I climbed higher and higher up the mountain thinking about my wife and other things gone. My hunger passed into calm, and I slipped down into an unfamiliar mood. I knew I was getting a bit feverish from my illness, but I was past any point of returning for help. I was heading fast into disorientation, but I didn’t mind. The trees started to take new shapes, looking more like hanging arms than branches. They seemed to be pointing me towards something, so I picked up my pace. The clouds picked up their pace too, and flew with me until the whole trail seemed to be flowing with me.

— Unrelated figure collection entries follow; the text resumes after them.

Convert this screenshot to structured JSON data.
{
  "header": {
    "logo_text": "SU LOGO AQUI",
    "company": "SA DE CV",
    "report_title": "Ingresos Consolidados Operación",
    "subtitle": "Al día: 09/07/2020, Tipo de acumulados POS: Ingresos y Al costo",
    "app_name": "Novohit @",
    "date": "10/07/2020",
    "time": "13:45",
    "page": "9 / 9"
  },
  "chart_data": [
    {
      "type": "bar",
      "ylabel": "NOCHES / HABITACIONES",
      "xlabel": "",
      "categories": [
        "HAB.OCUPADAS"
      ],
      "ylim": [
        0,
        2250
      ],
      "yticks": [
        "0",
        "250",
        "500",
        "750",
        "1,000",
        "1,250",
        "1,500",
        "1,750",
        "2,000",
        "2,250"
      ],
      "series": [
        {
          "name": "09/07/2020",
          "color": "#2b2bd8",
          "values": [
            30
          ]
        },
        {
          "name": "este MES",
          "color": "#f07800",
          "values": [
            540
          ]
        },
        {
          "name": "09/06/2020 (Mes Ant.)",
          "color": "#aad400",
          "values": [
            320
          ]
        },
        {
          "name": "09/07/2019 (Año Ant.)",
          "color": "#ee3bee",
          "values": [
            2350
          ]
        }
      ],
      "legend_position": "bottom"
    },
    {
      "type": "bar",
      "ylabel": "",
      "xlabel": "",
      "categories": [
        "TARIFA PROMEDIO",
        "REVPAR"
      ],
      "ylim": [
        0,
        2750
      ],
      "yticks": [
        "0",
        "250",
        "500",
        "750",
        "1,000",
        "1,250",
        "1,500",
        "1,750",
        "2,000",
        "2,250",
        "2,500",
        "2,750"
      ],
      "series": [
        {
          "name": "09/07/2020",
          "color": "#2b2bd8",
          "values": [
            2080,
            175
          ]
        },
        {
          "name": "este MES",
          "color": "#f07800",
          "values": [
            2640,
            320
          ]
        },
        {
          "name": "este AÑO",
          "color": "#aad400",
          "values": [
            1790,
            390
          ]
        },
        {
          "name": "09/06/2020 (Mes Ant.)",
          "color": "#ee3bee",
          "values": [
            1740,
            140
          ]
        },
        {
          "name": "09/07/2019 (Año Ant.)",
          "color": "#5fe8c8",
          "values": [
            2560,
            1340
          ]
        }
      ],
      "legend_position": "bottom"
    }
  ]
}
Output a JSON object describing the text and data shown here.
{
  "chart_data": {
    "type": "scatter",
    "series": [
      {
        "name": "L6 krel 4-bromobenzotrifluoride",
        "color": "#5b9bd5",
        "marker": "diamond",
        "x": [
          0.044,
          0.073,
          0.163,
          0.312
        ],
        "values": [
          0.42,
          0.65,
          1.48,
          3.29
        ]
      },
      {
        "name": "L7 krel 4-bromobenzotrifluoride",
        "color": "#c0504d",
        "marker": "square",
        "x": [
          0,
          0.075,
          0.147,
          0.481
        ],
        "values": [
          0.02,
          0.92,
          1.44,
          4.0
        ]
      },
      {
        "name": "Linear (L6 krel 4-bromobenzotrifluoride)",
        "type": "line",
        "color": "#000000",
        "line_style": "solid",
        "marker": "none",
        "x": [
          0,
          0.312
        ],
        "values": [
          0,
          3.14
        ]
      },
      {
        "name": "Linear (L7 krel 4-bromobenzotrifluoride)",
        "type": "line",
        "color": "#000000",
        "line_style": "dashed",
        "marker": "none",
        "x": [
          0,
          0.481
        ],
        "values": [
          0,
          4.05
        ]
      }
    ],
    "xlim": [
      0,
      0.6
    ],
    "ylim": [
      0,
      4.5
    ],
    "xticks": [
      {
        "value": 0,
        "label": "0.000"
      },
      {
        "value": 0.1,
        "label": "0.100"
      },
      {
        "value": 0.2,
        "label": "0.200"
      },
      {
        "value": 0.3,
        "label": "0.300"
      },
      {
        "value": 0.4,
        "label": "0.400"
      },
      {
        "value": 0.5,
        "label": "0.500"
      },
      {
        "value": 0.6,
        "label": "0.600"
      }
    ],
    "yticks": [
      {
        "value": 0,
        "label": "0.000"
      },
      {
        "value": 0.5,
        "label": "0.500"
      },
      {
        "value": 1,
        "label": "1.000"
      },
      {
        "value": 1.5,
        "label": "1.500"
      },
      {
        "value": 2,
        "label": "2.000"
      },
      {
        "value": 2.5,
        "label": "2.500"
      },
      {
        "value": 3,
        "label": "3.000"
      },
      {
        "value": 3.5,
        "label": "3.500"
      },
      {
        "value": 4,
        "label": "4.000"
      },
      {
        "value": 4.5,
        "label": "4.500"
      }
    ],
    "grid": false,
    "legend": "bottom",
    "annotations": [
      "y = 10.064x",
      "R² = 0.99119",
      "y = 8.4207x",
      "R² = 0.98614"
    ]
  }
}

But the delirium didn’t last for long on account of bad luck. The wind was brushing new seeds from the trees, and the air was thick with them, like a fog of kernels. A drifting seed flew right into my mouth and down into my throat. I started coughing fiercely. The coughing triggered my sick lungs, and they tightened right up. I coughed until my chest ached, but I still couldn’t stop. I dropped down onto the roots of an enormous old tree. I fit right between them. I stuck my head as tight as I could between two big old roots. I pressed as hard as I could to distract myself from the pain in my chest, but it didn’t help. The coughing wouldn’t stop.

There was no parade of big ideas. There was no passing from one kingdom to another. There were no voices, trumpets, bells, whistles, angels or gates. There was only thumping and slightly slowed time. Every thumping cough wedged my head deeper between the roots. And every time my head was wedged deeper, the inside view in my head grew clearer. I never knew how many thoughts I had in my head until that coughing started squeezing them out. One after the next, useless visions of this and that started pouring out of me.

The dreams came out with the regrets. The memories spread into clouds, and then blew out over the valley. The sights and sounds of my life blended like paint, into brown, into glass, then they shattered and spattered outward. Finally, there was an empty body of space where were my thoughts. I was wedged tight, fixed between the roots,thoughtless.

For once, I didn’t have a view of myself. I didn’t know how time was passing, and I didn’t know how I’d gotten there. The mountain was every touch to my body—a mother’s breast and a preacher’s feet. So I suckled and prayed. I had shrunk back into a silly boy.

Then just like an animal hearing a noise, I lifted my head and all around was the busy practice of nature. I didn’t have a thought about whether I was alive or dead. All I saw was the unimpressed face of God stretching from the sky to the ground. I stood up into the view and felt added to it. I stayed there and waited for my first thought.